"Itu logika sesat. Bagaimana mungkin bisa menentukan presidential threshold (PT) 20 persen, sementara belum ada hasil pemilu legislatif. Sungguh sulit dimengerti kalau ada partai-partai yang memaksakan presidential threshold tersebut dalam Pilpres 2019," kata Wakil Sekretaris Jenderal Partai Demokrat Didi Irawadi Syamsuddin dalam keterangan tertulis, Selasa (20/6/2017).
Menurut Didi, jika tetap dipaksakan presidential threshold 20 persen, akan banyak kecurigaan bahwa ini hanya akal-akalan untuk menjegal calon presiden dari partai kecil.

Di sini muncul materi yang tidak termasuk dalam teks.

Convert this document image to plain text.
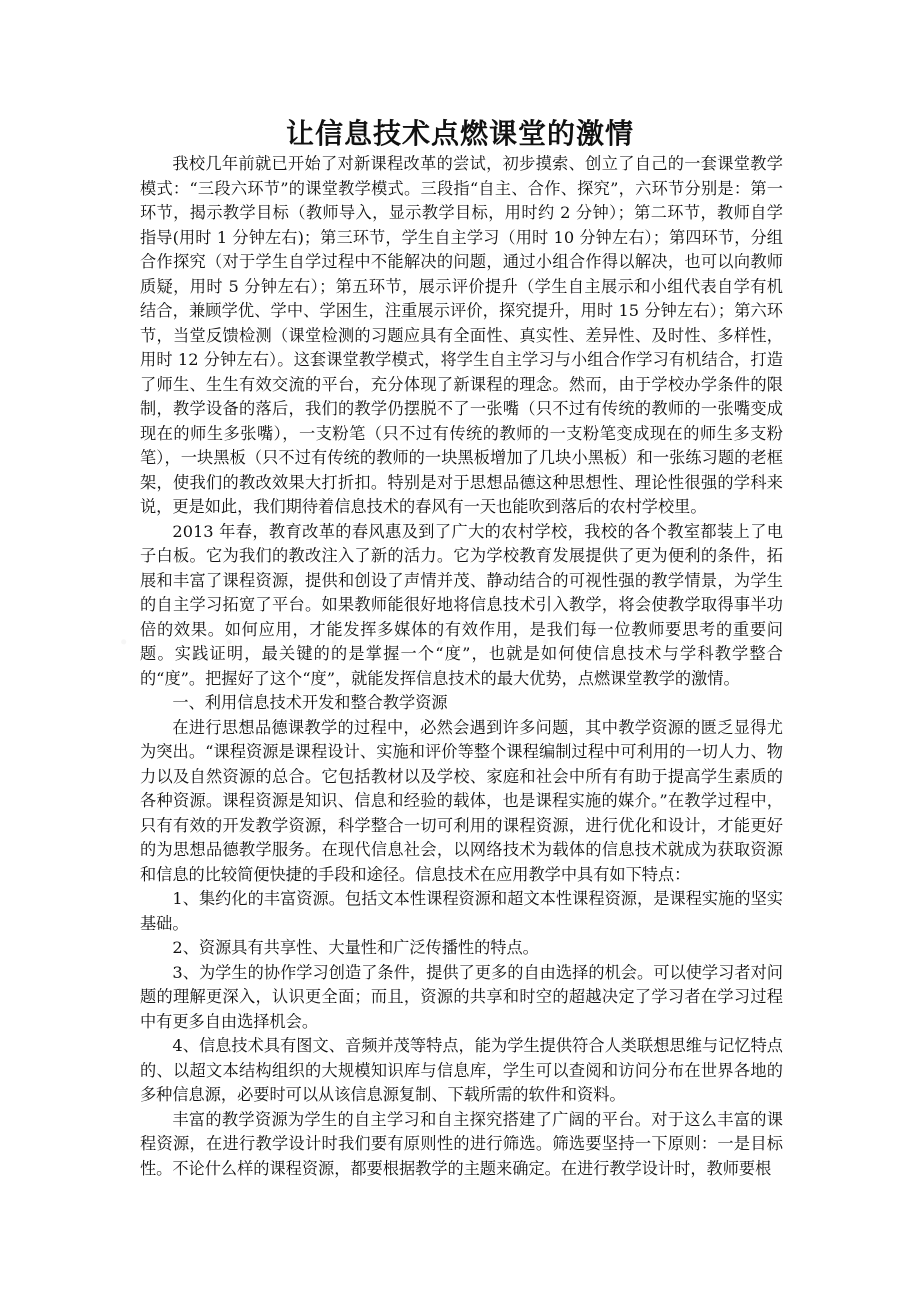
让信息技术点燃课堂的激情

我校几年前就已开始了对新课程改革的尝试，初步摸索、创立了自己的一套课堂教学模式：“三段六环节”的课堂教学模式。三段指“自主、合作、探究”，六环节分别是：第一环节，揭示教学目标（教师导入，显示教学目标，用时约 2 分钟）；第二环节，教师自学指导(用时 1 分钟左右)；第三环节，学生自主学习（用时 10 分钟左右）；第四环节，分组合作探究（对于学生自学过程中不能解决的问题，通过小组合作得以解决，也可以向教师质疑，用时 5 分钟左右）；第五环节，展示评价提升（学生自主展示和小组代表自学有机结合，兼顾学优、学中、学困生，注重展示评价，探究提升，用时 15 分钟左右）；第六环节，当堂反馈检测（课堂检测的习题应具有全面性、真实性、差异性、及时性、多样性，用时 12 分钟左右）。这套课堂教学模式，将学生自主学习与小组合作学习有机结合，打造了师生、生生有效交流的平台，充分体现了新课程的理念。然而，由于学校办学条件的限制，教学设备的落后，我们的教学仍摆脱不了一张嘴（只不过有传统的教师的一张嘴变成现在的师生多张嘴），一支粉笔（只不过有传统的教师的一支粉笔变成现在的师生多支粉笔），一块黑板（只不过有传统的教师的一块黑板增加了几块小黑板）和一张练习题的老框架，使我们的教改效果大打折扣。特别是对于思想品德这种思想性、理论性很强的学科来说，更是如此，我们期待着信息技术的春风有一天也能吹到落后的农村学校里。

2013 年春，教育改革的春风惠及到了广大的农村学校，我校的各个教室都装上了电子白板。它为我们的教改注入了新的活力。它为学校教育发展提供了更为便利的条件，拓展和丰富了课程资源，提供和创设了声情并茂、静动结合的可视性强的教学情景，为学生的自主学习拓宽了平台。如果教师能很好地将信息技术引入教学，将会使教学取得事半功倍的效果。如何应用，才能发挥多媒体的有效作用，是我们每一位教师要思考的重要问题。实践证明，最关键的的是掌握一个“度”，也就是如何使信息技术与学科教学整合的“度”。把握好了这个“度”，就能发挥信息技术的最大优势，点燃课堂教学的激情。

一、利用信息技术开发和整合教学资源

在进行思想品德课教学的过程中，必然会遇到许多问题，其中教学资源的匮乏显得尤为突出。“课程资源是课程设计、实施和评价等整个课程编制过程中可利用的一切人力、物力以及自然资源的总合。它包括教材以及学校、家庭和社会中所有有助于提高学生素质的各种资源。课程资源是知识、信息和经验的载体，也是课程实施的媒介。”在教学过程中，只有有效的开发教学资源，科学整合一切可利用的课程资源，进行优化和设计，才能更好的为思想品德教学服务。在现代信息社会，以网络技术为载体的信息技术就成为获取资源和信息的比较简便快捷的手段和途径。信息技术在应用教学中具有如下特点：

1、集约化的丰富资源。包括文本性课程资源和超文本性课程资源，是课程实施的坚实基础。

2、资源具有共享性、大量性和广泛传播性的特点。

3、为学生的协作学习创造了条件，提供了更多的自由选择的机会。可以使学习者对问题的理解更深入，认识更全面；而且，资源的共享和时空的超越决定了学习者在学习过程中有更多自由选择机会。

4、信息技术具有图文、音频并茂等特点，能为学生提供符合人类联想思维与记忆特点的、以超文本结构组织的大规模知识库与信息库，学生可以查阅和访问分布在世界各地的多种信息源，必要时可以从该信息源复制、下载所需的软件和资料。

丰富的教学资源为学生的自主学习和自主探究搭建了广阔的平台。对于这么丰富的课程资源，在进行教学设计时我们要有原则性的进行筛选。筛选要坚持一下原则：一是目标性。不论什么样的课程资源，都要根据教学的主题来确定。在进行教学设计时，教师要根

SCROLL TO CONTINUE WITH CONTENT
"Atau jangan-jangan incumbent presiden takut bertarung manakala muncul calon-calon penantang baru dari berbagai partai kelak. Padahal para pendukungnya selalu klaim presiden sukses dalam membangun negeri, tentu ironis jika lalu terkesan takut dengan hadirnya capres-capres baru yang kelak jadi pesaingnya," tutur dia.
Menurut Didi, putusan Mahkamah Konstitusi (MK) Nomor 14/PUU-XI/2013 menyatakan, pada Pemilu 2019, pilpres dan pileg dilaksanakan serentak. Jadi secara otomatis ambang batas pencalonan presiden hilang atau 0%.
Didi menegaskan, jika presidential threshold tetap dipaksakan 20 persen, tentu hal tersebut melanggar putusan MK. Padahal, sebagai warga negara yang taat hukum, sudah semestinya putusan MK tersebut dipatuhi.
Apabila angka presidential threshold menggunakan hasil Pemilu 2014, kata Didi, itu sudah tidak relevan. Perolehan suara partai dalam Pemilu 2014 tak bisa digunakan untuk kedua kalinya dalam Pemilu 2019 karena sudah pasti peta kekuatan politik sudah berubah.
"Oleh karenanya, proses demokrasi tidak boleh mundur selangkah pun. Sekali lagi, ingat 2019 jelas-jelas pemilu serentak, bukan saja logika yang bisa rusak, hukum pun telah dilanggar dengan tetap paksakan PT 20 persen! Maka adanya presidential threshold jelas-jelas melanggar dan bertentangan dengan keputusan MK soal pilkada serentak," tutur Didi. (erd/imk)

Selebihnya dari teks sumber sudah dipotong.